Wednesday 15 June 2016Media release2 minutes to read
Moving some patients from The Princess Margaret Hospital to Burwood Hospital is underway without a hitch but it's left some confusion around the future of the old Cashmere site, a landmark of the southern suburbs since 1959.
David Meates, Canterbury District Health Board chief executive, says the patient moves started on Monday and have gone like “clockwork”.
“I'm incredibly proud of the way the clinical teams and everyone has worked together and also for the support of the New Zealand Defence Force who have helped shift frail elderly patients across town.
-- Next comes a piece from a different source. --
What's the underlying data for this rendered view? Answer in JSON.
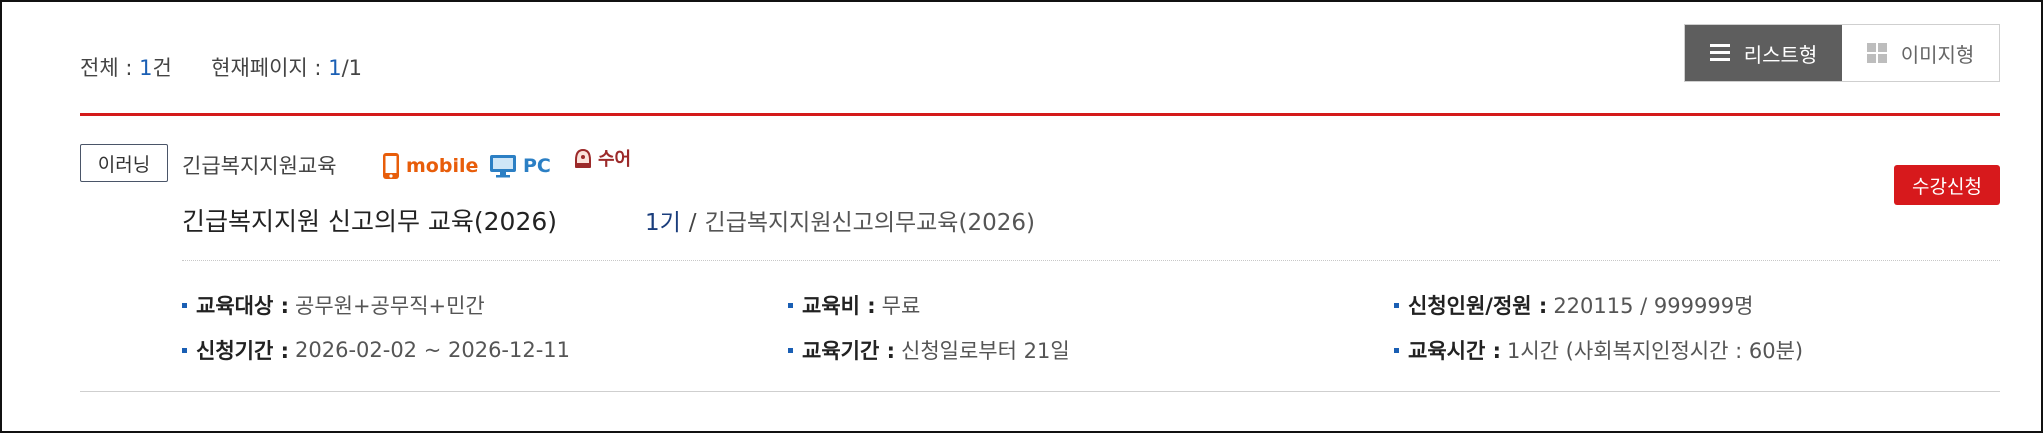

“It's been nothing short of remarkable. However, I've fielded a lot of questions about what's happening with the old Princess Margaret site and I want to be clear that there will be a number of services here for the next couple of years.”
Mr Meates says several specialist mental health services will remain at The Princess Margaret Hospital including the mothers and babies unit, child and youth mental health inpatient services and eating disorder services.
“Our Older Persons Health Community teams will also be based at The Princess Margaret Hospital.
A range of support services, such orderlies, security, maintenance, transport and equipment stores will also stay on site, and there will be someone at reception to help with enquiries during office hours. The café will operate a reduced service Monday to Friday from 7:30am-3:00pm.”
Mr Meates says the New Zealand Fire Service's Addington Fire Station is also moving in to the old Riley Day Unit, where they plan to have a number of staff and a fire appliance stationed here during the day Monday to Saturday while their new facility is constructed.
The long-term plans for The Princess Margaret Hospital are yet to be decided, Mr Meates says.
“If the Board decides there is no future strategic purpose for the DHB to retain the entire site there is a set process for the disposal of land that would have to be followed and this involves both Public Works Act clearance and then giving Ngai Tahu the right of first refusal, this means they would have first option to buy the land at market rates. The DHB may choose to maintain some or all of land for possible future development.
“Whatever is decided, the local community and the wider city will be kept informed,” Mr Meates says.